Rome’s elites understood spectacle. Bread and circuses were not merely entertainment; they were anesthesia. Keep the crowd distracted. Keep the symbols glowing. Keep the machinery wobbling behind marble and ceremony. By the time the public realizes discipline has gone soft, the barbarians are not at the gate. They are already inside the operating system.

New York’s version is different but recognizable. A city can report encouraging crime numbers and still suffer visible disorder. Both things can be true. The NYPD announced that the first half of 2026 brought the fewest shooting incidents, shooting victims, and murders in recorded city history, with 322 shooting incidents, 381 shooting victims, and 122 murders. Major crime was reported down nearly 6% citywide. Those numbers deserve real credit, especially for the officers doing dangerous work under political pressure.
But statistics do not erase civic perception. New Yorkers live in the gap between official charts and street reality. They see subway chaos. They see retail theft. They see emotionally disturbed people abandoned to sidewalks and platforms. They see foreign nationals turn the Empire State Building into a stunt platform and wonder whether anyone in authority still knows how to say no without apologizing.
Even the crime story is uneven. The New York Post reported fresh concern over subway and bus crime in multiple patrol boroughs, including increases in transit robberies and felonious assaults, despite the broader citywide decline.
That is the danger zone: a city improving on paper while weakening in spirit. Rome had roads, aqueducts, and legions. It still lost the will to enforce the civilization those things served.
Empire State of Decay: Ordered Liberty or Managed Decline
The answer is not panic. The answer is seriousness. The Empire State Building climb was not the end of New York. It was not the sack of Rome. It was a flare shot into the night sky, illuminating the soft assumptions of a culture that too often confuses indulgence with compassion and spectacle with meaning.

Ordered liberty is not authoritarianism. It is the condition that allows civilization to function. The artist gets to paint because the building is secure. The tourist gets to dream because the landmark is protected. The commuter gets to move because the platform is orderly. The shopkeeper gets to open because theft has consequences. The police officer gets to go home because the political class backs the rule of law instead of treating enforcement as a public relations liability.
New York needs consequences that match the act. Trespass on critical infrastructure cannot become a cost of doing business for influencers, activists, daredevils, or documentary stars. The law should not bend because the stunt came with a romantic soundtrack. If anything, high-profile acts demand clearer accountability because they teach the culture what will be rewarded.

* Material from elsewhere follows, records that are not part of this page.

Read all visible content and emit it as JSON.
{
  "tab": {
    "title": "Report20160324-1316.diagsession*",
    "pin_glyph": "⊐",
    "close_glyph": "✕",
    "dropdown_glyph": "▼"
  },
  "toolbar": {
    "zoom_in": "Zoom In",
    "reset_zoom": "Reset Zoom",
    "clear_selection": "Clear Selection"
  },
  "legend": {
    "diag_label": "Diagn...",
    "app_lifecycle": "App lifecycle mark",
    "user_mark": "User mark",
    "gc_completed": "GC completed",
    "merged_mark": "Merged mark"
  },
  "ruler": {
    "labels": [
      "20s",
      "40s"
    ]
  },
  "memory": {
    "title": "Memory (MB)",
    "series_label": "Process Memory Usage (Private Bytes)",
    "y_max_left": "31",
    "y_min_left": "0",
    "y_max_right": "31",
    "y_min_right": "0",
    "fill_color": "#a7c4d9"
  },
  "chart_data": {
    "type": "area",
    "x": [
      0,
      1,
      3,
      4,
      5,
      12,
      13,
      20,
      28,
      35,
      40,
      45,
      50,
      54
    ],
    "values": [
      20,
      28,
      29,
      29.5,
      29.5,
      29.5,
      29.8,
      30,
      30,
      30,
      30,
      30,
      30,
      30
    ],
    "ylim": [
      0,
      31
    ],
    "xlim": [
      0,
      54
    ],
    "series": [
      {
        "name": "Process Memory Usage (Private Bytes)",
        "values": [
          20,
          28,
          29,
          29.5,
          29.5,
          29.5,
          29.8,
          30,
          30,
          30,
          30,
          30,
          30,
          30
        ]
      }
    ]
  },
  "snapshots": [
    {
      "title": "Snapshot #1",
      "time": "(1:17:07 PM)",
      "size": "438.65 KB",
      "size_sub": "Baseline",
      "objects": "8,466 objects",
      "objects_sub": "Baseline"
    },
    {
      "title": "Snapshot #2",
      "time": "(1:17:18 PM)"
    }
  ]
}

Rome’s decline was not just corruption or invasion. It was the steady exhaustion of civic duty. Citizens stopped believing the rules were shared. Elites stopped acting like guardians. Spectacle replaced seriousness. That is the lesson New York should hear while there is still time.
The Empire State Building once symbolized ambition, discipline, engineering, and American confidence. It should not become a prop for the age of managed decline. New York can still choose order. But it has to choose it out loud.